Они увидели Панайотароса: задумавшись, обхватив голову руками, он сидел на камне под горой. Он их не заметил, и они обошли его, не сказав ему ни слова.
Мелкий дождь прекратился; в разрывах туч то тут, то там виднелось чистое голубое небо. Солнце стояло еще высоко и, казалось, улыбалось, выходя из туч.
Послышался звон колокольчиков, и кто-то весело и задорно заиграл на свирели. Друзья прошли мимо стада. Никольос отнял от губ свирель и посмотрел на них.

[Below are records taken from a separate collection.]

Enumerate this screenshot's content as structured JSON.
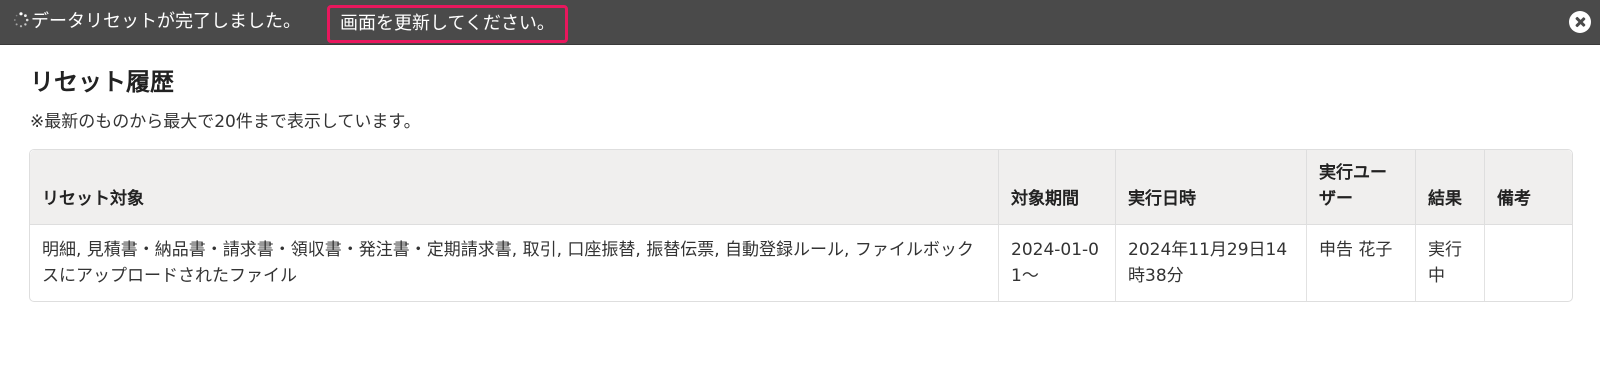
{
  "notification": {
    "message": "データリセットが完了しました。",
    "action_label": "画面を更新してください。",
    "icons": {
      "status": "loading-spinner-icon",
      "close": "close-circle-icon"
    }
  },
  "main": {
    "title": "リセット履歴",
    "note": "※最新のものから最大で20件まで表示しています。"
  },
  "table": {
    "headers": {
      "target": "リセット対象",
      "period": "対象期間",
      "executed_at": "実行日時",
      "user": "実行ユーザー",
      "result": "結果",
      "remarks": "備考"
    },
    "rows": [
      {
        "target": "明細, 見積書・納品書・請求書・領収書・発注書・定期請求書, 取引, 口座振替, 振替伝票, 自動登録ルール, ファイルボックスにアップロードされたファイル",
        "period": "2024-01-01～",
        "executed_at": "2024年11月29日14時38分",
        "user": "申告 花子",
        "result": "実行中",
        "remarks": ""
      }
    ]
  },
  "colors": {
    "notify_bg": "#4a4a4a",
    "highlight_border": "#e8175d",
    "header_bg": "#f0efee"
  }
}
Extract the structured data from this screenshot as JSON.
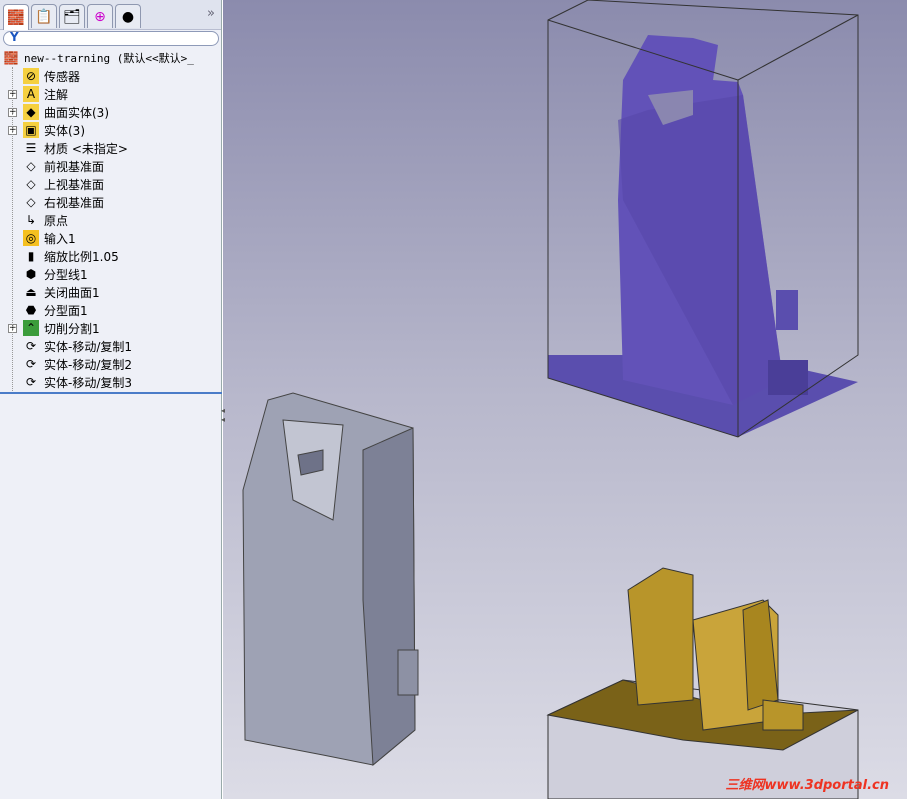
{
  "panel": {
    "tabs": [
      {
        "icon": "feature-manager-icon"
      },
      {
        "icon": "property-manager-icon"
      },
      {
        "icon": "configuration-manager-icon"
      },
      {
        "icon": "dimxpert-icon"
      },
      {
        "icon": "appearance-icon"
      }
    ],
    "more": "»",
    "root": "new--trarning  (默认<<默认>_",
    "items": [
      {
        "label": "传感器",
        "icon": "sensor-folder-icon",
        "expandable": false
      },
      {
        "label": "注解",
        "icon": "annotation-folder-icon",
        "expandable": true
      },
      {
        "label": "曲面实体(3)",
        "icon": "surface-bodies-folder-icon",
        "expandable": true
      },
      {
        "label": "实体(3)",
        "icon": "solid-bodies-folder-icon",
        "expandable": true
      },
      {
        "label": "材质 <未指定>",
        "icon": "material-icon",
        "expandable": false
      },
      {
        "label": "前视基准面",
        "icon": "plane-icon",
        "expandable": false
      },
      {
        "label": "上视基准面",
        "icon": "plane-icon",
        "expandable": false
      },
      {
        "label": "右视基准面",
        "icon": "plane-icon",
        "expandable": false
      },
      {
        "label": "原点",
        "icon": "origin-icon",
        "expandable": false
      },
      {
        "label": "输入1",
        "icon": "import-icon",
        "expandable": false
      },
      {
        "label": "缩放比例1.05",
        "icon": "scale-icon",
        "expandable": false
      },
      {
        "label": "分型线1",
        "icon": "parting-line-icon",
        "expandable": false
      },
      {
        "label": "关闭曲面1",
        "icon": "shut-off-surface-icon",
        "expandable": false
      },
      {
        "label": "分型面1",
        "icon": "parting-surface-icon",
        "expandable": false
      },
      {
        "label": "切削分割1",
        "icon": "tooling-split-icon",
        "expandable": true
      },
      {
        "label": "实体-移动/复制1",
        "icon": "move-copy-body-icon",
        "expandable": false
      },
      {
        "label": "实体-移动/复制2",
        "icon": "move-copy-body-icon",
        "expandable": false
      },
      {
        "label": "实体-移动/复制3",
        "icon": "move-copy-body-icon",
        "expandable": false
      }
    ]
  },
  "viewport": {
    "watermark": "三维网www.3dportal.cn",
    "colors": {
      "part": "#9ea2b4",
      "core": "#5b4fb0",
      "cavity": "#b8952a"
    }
  }
}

— Эй, Никольос, — крикнул ему Михелис, — Манольос в кошаре?
— Не знаю, я его не видел. Сходите посмотрите!
— Как он себя чувствует, Никольос?
— Как рак в огне, — ответил пастушонок и начал хохотать. — Жарится и поет!
— В хорошем настроении этот дикий козленок! — воскликнул Яннакос. — Пошли!
Михелис засмеялся.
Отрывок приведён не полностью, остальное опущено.